Why “Overwhelming Evidence” Matters More Than You Think

Let me give you a real-world example. Remember the case of Genaro García Luna? He was Mexico’s public security secretary under President Felipe Calderón. The U.S. arrested him in 2019, tried him, and in 2023 convicted him of taking millions in bribes from the Sinaloa Cartel. That was a huge deal. But García Luna was out of office by then. He had no official immunity. Extradition wasn’t needed – he was arrested in Texas.

But a sitting governor? That’s different. Under Mexican law, governors have a kind of federal immunity called “fuero.” To extradite one, Mexico’s Attorney General’s Office would have to review the request, and then the Supreme Court or the Senate would weigh in. AMLO is throwing up a procedural roadblock that’s actually a political statement: “We don’t hand over our own people on a whim.”

Think about it from his perspective. Mexico has a long, painful history of the U.S. reaching its long arm across the border and yanking people out – sometimes with shaky evidence. The DEA and FBI have made mistakes. Innocent people have been caught in the crossfire. So AMLO’s demand isn’t just legal jargon. It’s a warning: “Don’t come for our officials unless you have a slam dunk.”

The Personal Touch: What This Really Feels Like

I’ve been in press rooms where reporters ask AMLO about these extradition requests. You can almost see the tension in the air. He leans forward, adjusts his glasses, and says the same thing every time: “Overwhelming evidence.” It’s his catchphrase for sovereignty. And honestly? I get it. If the U.S. started extraditing Mexican governors based on anonymous informants or wiretaps that might be politically motivated, imagine the chaos. Every rival faction in Mexico would start feeding stories to the U.S. to take down their enemies.

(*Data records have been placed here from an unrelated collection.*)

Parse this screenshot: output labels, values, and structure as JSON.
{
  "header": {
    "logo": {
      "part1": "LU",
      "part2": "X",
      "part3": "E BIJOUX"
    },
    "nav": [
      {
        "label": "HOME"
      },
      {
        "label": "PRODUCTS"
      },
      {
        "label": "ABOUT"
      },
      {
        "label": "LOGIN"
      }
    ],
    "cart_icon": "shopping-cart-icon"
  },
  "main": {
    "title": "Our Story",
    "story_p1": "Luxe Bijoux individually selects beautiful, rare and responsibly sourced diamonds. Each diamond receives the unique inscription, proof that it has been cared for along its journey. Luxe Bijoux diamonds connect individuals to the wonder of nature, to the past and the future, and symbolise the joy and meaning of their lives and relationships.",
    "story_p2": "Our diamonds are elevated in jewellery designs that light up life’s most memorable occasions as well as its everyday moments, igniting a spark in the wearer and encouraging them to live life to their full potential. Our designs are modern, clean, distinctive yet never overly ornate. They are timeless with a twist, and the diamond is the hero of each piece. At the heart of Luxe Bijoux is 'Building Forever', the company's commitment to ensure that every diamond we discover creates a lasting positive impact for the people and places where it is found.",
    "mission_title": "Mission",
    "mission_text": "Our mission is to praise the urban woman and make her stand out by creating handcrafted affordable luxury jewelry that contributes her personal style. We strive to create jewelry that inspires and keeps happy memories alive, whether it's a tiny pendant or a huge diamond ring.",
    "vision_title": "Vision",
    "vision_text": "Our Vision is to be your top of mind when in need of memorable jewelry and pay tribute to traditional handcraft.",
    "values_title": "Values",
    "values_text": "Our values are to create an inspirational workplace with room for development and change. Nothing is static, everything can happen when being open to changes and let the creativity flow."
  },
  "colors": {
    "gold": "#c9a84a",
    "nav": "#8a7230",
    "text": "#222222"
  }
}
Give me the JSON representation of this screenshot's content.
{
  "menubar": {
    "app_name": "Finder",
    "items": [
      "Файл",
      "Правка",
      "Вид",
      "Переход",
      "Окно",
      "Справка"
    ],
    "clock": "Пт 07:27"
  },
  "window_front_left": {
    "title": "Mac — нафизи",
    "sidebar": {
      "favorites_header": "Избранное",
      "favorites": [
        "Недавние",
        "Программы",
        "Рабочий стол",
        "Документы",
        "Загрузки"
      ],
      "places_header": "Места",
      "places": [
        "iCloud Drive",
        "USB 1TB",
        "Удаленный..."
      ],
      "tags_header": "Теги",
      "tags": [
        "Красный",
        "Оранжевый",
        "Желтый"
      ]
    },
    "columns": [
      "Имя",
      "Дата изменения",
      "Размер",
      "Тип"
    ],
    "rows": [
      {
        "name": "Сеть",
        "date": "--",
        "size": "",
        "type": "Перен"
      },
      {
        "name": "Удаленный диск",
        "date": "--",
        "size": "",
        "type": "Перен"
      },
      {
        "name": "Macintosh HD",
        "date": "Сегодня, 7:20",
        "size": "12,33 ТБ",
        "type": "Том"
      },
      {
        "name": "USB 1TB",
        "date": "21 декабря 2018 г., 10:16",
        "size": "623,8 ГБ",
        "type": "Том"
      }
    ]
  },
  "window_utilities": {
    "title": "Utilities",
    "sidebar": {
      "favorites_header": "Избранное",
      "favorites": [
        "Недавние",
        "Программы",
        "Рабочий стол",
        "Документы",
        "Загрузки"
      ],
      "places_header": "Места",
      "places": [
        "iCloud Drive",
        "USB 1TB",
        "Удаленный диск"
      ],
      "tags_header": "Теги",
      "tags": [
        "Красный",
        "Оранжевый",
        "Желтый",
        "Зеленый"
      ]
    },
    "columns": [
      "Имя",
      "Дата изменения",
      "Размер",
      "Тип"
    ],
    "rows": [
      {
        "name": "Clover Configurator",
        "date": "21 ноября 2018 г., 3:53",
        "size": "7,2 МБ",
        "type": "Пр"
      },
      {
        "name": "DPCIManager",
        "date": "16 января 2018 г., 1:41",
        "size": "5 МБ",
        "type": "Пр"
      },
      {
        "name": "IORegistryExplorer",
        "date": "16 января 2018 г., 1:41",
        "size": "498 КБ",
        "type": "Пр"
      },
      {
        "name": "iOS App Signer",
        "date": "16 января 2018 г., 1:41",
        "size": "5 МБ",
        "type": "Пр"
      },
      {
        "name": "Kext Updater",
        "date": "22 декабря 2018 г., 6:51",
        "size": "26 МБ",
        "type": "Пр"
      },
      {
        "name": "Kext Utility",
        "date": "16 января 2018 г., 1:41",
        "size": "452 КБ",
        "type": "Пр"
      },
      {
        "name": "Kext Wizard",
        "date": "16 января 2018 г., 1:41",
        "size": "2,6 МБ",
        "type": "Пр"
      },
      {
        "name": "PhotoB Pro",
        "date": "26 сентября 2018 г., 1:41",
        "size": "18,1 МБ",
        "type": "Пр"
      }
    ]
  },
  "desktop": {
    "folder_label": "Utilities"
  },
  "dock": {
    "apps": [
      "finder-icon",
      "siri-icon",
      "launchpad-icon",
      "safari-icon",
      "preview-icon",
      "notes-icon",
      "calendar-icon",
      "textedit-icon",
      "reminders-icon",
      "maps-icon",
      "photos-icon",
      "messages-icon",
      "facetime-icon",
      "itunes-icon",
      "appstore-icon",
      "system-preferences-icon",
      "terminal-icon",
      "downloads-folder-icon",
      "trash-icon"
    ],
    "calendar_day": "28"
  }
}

But here’s the flip side – and I’ll say this quietly: The U.S. doesn’t usually make these requests unless they have something substantial. The Justice Department doesn’t spend years building a case against a sitting governor just for fun. They’ve got confidential witnesses, financial records, intercepted communications. The question is whether that evidence is “overwhelming” enough for AMLO’s definition.

What Happens Next?

So where does this leave us? Probably in a diplomatic standoff that will play out behind closed doors. The U.S. will likely hand over a thick binder of documents. Mexico’s attorney general will review it, take months, and then maybe decide it’s not enough. Or maybe, just maybe, the evidence is so damning that even AMLO can’t ignore it. That would be a major test of his administration’s independence.

For now, the governor of Sinaloa stays in his office. The cartels keep operating. And the U.S. keeps waiting. This isn’t a Hollywood movie where the extradition happens in the last act. This is real life, where paperwork, politics, and pride get in the way. And AMLO just made it crystal clear: if you want one of our governors, you better bring a mountain of proof. Not a molehill. A mountain.

Whether that’s a smart move or a dangerous one depends on your view of sovereignty versus justice. Me? I’m just watching the evidence pile up – on both sides.